Although a company might love to commercialize a patent for a substantial period and file for patent protection much later, allowing this would enable the owner of an invention to gain protection for more than the permitted 20 years. Although owners of inventions that are both new and different deserve protection, the court balances that protection against the public good gained by encouraging fair pricing and continuing innovation.
Whether an invention meets the “new and substantially different” criteria, and thus is patentable, depends on a comparison of the invention with the “prior art.” Prior art is evidence of what either this inventor or others have done in the past in the particular field of technology. Prior art can be created either by the inventor of the invention or by someone else. For prior art created by the inventor, the creation of this evidence triggers the beginning of a one-year period during which a patent application must be filed.
In the United States, courts have long interpreted patent law’s prior art provisions such that prior patents, printed publications, and public uses must have been reasonably accessible to the public in order to be prior art. What amounts to “publicly accessible,” though, varies a bit among these three types of prior art. On the other hand, courts have for a long time held that a sale of a product or service incorporating the invention to be prior art even when the sale is strictly confidential between seller and buyer because it is often easy for companies to keep industrial sales relatively secret.
The Supreme Court is revisiting this principle because the America Invents Act made a relatively slight change by listing the four kinds of prior art and then following it with “or otherwise available to the public.” Some, including the U.S. Patent and Trademark Office, have argued that this addition qualifies all of the previously listed types of prior art and that, therefore, the law has been changed so that sale activity now must be public to some degree to be considered prior art.
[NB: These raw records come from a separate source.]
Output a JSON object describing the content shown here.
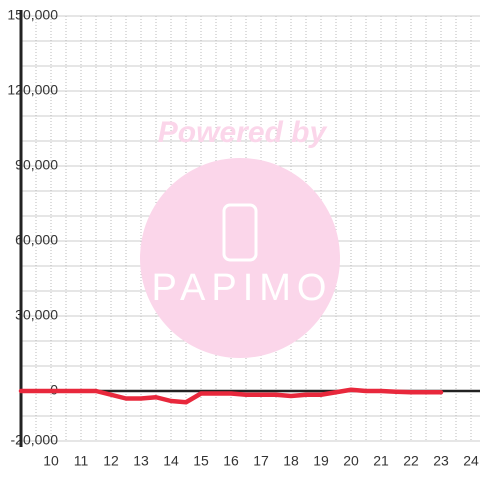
{
  "chart_data": {
    "type": "line",
    "watermark": {
      "text": "Powered by",
      "logo": "PAPIMO"
    },
    "x": [
      9,
      9.5,
      10,
      10.5,
      11,
      11.5,
      12,
      12.5,
      13,
      13.5,
      14,
      14.5,
      15,
      15.5,
      16,
      16.5,
      17,
      17.5,
      18,
      18.5,
      19,
      19.5,
      20,
      20.5,
      21,
      21.5,
      22,
      22.5,
      23
    ],
    "series": [
      {
        "color": "#e8283c",
        "values": [
          0,
          0,
          0,
          0,
          0,
          0,
          -1500,
          -3000,
          -3000,
          -2500,
          -4000,
          -4500,
          -1000,
          -1000,
          -1000,
          -1500,
          -1500,
          -1500,
          -2000,
          -1500,
          -1500,
          -500,
          500,
          0,
          0,
          -300,
          -500,
          -500,
          -500
        ]
      }
    ],
    "xlim": [
      9,
      24.3
    ],
    "xticks": [
      10,
      11,
      12,
      13,
      14,
      15,
      16,
      17,
      18,
      19,
      20,
      21,
      22,
      23,
      24
    ],
    "minor_xticks": [
      9.5,
      10.5,
      11.5,
      12.5,
      13.5,
      14.5,
      15.5,
      16.5,
      17.5,
      18.5,
      19.5,
      20.5,
      21.5,
      22.5,
      23.5
    ],
    "ylim": [
      -20000,
      150000
    ],
    "yticks": [
      {
        "value": -20000,
        "label": "-20,000"
      },
      0,
      {
        "value": 30000,
        "label": "30,000"
      },
      {
        "value": 60000,
        "label": "60,000"
      },
      {
        "value": 90000,
        "label": "90,000"
      },
      {
        "value": 120000,
        "label": "120,000"
      },
      {
        "value": 150000,
        "label": "150,000"
      }
    ],
    "minor_yticks": [
      -10000,
      10000,
      20000,
      40000,
      50000,
      70000,
      80000,
      100000,
      110000,
      130000,
      140000
    ],
    "grid": true
  }
}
That is more protection than companies need and is not good public policy.
I signed a friend-of-the-court brief to the U.S. Supreme Court on behalf of a large number of patent scholars across the country urging the court to affirm the intermediate-level appeals court opinion that the old law had not been changed. Our position is that Congress did not intend to change prior law and that even the most confidential sales (or contracts of sale, or offers to sell) by owners of inventions start the one-year clock during which a patent application must be filed.
A conclusion any different way would not represent a linguistically sensible interpretation of the new statutory language and would thwart the fundamental goal of patent law: to get the details of inventions out into the public as soon as possible in return for the higher prices and extra profits that exclusive patent rights can provide.
John Allison, J.D., is a professor emeritus in the McCombs School of Business at The University of Texas at Austin who teaches courses on patents and trademarks.